Bununla birlikte Coğrafi dilin görülmesi, ilişkili diğer bozuklukların da teşhisine yol açabilir. Öte yandan bazı bağlantılar diğerlerinden daha güçlüdür; sedef hastalığı, alerjik hastalıklar, astım ve diyabet gibi...

Dil hakkında efsaneler!

Dilinizin size söyleyemediği bazı şeyler de var bunlar henüz ikna edici bir bilimle desteklenmemiş bazı iddialar! Örneğin dilin üst kısmındaki çatlakları veya yarıkları ele alalım. Çoğumuz kendi dilimizde bir veya iki çatlak fark ederiz; genellikle doğrudan ortada bir çatlak görürüz mesela... Bu, normal bir durum gibi görünüyor. Ancak, daha derin ve daha çok sayıda çatlağı olan insanlar da var. Bu duruma çatlak dil deniyor ancak söz konusu durumun muhtemel bağlantılı olduğu noktalar iddia seviyesinde.
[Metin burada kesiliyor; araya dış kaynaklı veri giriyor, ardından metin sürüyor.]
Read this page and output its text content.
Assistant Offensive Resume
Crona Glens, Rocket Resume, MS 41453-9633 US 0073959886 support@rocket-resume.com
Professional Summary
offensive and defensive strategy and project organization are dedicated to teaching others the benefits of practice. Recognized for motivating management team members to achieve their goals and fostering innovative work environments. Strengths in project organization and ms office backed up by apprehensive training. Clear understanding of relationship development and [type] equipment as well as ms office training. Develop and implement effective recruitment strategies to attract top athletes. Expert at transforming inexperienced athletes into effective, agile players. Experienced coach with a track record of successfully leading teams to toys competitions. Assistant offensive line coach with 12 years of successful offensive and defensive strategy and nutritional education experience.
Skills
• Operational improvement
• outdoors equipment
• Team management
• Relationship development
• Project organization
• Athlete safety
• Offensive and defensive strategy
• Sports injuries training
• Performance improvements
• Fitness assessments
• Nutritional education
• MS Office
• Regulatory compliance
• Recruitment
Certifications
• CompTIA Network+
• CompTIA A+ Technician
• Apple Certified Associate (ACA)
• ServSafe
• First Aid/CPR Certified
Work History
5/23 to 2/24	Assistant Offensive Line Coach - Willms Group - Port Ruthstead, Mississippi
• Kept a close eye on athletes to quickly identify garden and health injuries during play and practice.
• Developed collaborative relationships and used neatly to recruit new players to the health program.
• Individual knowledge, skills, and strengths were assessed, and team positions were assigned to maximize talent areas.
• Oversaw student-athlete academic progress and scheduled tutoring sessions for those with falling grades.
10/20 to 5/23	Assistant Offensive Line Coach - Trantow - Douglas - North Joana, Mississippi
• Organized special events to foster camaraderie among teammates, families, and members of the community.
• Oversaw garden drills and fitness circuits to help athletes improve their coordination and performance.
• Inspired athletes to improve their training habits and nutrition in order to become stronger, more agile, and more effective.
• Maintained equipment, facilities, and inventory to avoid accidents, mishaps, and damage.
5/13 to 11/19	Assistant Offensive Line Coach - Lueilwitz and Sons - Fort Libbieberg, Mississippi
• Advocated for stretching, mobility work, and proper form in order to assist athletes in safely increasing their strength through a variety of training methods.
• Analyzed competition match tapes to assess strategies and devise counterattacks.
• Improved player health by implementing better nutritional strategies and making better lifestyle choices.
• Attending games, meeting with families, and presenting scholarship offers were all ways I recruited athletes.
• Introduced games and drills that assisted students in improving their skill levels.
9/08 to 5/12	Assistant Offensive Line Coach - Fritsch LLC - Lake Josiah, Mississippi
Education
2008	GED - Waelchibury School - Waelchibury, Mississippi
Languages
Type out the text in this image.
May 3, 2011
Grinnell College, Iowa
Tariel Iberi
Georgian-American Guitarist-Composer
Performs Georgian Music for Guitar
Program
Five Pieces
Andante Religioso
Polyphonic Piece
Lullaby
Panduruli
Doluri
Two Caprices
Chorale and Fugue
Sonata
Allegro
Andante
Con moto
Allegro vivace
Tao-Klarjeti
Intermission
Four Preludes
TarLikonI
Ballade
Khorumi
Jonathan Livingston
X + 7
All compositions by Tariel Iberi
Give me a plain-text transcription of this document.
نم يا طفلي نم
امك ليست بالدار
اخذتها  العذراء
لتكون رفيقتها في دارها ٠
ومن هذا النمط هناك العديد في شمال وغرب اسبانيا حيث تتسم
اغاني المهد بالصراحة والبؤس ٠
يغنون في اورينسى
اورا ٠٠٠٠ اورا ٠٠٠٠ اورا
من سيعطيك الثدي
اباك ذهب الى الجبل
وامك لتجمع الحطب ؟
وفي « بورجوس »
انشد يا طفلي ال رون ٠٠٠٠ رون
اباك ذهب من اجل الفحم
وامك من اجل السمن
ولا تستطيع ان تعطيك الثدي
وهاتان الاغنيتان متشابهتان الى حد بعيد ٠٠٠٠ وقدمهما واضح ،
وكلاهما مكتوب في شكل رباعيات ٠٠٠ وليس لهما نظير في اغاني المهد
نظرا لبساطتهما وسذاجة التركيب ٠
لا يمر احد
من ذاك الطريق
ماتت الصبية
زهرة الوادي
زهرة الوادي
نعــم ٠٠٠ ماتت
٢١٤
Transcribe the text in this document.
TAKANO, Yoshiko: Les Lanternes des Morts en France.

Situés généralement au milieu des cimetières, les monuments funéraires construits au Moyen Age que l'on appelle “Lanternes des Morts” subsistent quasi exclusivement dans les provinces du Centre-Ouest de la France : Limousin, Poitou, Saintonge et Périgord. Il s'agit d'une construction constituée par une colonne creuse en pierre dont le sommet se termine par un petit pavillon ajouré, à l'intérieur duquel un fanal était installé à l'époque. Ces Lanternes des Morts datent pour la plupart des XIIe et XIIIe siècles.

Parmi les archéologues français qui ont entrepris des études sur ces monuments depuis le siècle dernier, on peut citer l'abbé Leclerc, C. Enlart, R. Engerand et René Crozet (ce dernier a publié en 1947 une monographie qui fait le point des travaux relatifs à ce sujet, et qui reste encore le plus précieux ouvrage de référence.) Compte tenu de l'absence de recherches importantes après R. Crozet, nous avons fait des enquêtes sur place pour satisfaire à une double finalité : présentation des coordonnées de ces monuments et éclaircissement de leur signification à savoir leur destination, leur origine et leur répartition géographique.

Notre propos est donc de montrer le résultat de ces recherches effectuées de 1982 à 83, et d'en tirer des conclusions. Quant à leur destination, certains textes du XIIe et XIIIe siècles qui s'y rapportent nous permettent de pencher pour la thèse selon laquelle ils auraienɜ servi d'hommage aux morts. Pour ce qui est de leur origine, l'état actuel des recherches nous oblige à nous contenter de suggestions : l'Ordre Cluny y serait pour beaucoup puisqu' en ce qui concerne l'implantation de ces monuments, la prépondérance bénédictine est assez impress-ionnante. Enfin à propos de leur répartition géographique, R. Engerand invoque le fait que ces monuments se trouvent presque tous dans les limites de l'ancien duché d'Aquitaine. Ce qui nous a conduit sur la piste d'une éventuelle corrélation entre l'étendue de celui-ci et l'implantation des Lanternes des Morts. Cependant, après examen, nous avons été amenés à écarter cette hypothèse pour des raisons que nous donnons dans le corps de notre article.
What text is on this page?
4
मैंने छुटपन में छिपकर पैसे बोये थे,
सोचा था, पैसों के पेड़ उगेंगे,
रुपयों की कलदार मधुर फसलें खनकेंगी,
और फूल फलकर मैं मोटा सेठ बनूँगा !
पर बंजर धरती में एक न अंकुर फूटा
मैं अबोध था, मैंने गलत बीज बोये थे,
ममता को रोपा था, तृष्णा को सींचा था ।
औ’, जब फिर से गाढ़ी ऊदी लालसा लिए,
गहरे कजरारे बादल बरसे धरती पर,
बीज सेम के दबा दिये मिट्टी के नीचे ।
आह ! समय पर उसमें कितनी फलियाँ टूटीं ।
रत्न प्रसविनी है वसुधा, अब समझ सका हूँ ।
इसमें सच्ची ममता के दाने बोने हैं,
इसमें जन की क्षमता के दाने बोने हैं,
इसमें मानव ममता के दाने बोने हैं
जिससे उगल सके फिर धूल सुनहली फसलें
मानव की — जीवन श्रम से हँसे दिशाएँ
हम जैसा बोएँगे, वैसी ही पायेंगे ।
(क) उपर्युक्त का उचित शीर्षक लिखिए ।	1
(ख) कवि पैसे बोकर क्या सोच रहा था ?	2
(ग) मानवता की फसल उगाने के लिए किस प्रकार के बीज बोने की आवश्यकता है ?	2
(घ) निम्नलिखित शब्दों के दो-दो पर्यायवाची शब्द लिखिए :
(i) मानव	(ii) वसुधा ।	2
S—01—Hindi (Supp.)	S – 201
"Çatlak dil" adı verilen durum fotoğrafta görüldüğünden daha ağır bir şekilde de kendini gösterebiliyor. Baharat ve acı tüketimini dayanılmaz hale de getirebilen bu çatlakların sebebi kesin bilinemese de vitamin ve demir eksikliğinden sigara kullanımını kadar farklı durumlarla ilişkilendirilebiliyor. Fotoğraf: Getty

Örneğin vitamin ve demir eksikliği, ağız kuruluğu (veya kserostomi) ve sigara kullanımı...

Lakin belki de dille ilgili en büyük mitlerden biri, okulda dahi öğretilen bir şey. Bu, dilin farklı bölgelerinin belirli tatlara duyarlı olduğu yanılgısıdır. Tamamen saçmalık!

Birincisi, çoğu papilla, kabarcık ya da reseptör zaten tat tomurcuklarına sahip bu yüzden tüm tatlar dilin tüm bölgelerinde algılanabilir. İkincisi, bu haritalar genelde beşinci tat olan 'umami'yi atlar. Japoncada “lezzetli” anlamına gelen “umami” tuzlu tatlı tatlar şeklinde ifade edilebilir. Örnekler daha açıklayıcı olacaktır. Mesela Parmesan peyniri, pişmiş et ve domates gibi...

Yani dilin “bir tat haritası” olmasa da bazı kişilerin dilleri harita gibi görünebiliyor ve doktorlar tarafından bir atlas gibi okunarak çok çeşitli tanılar konulabiliyor!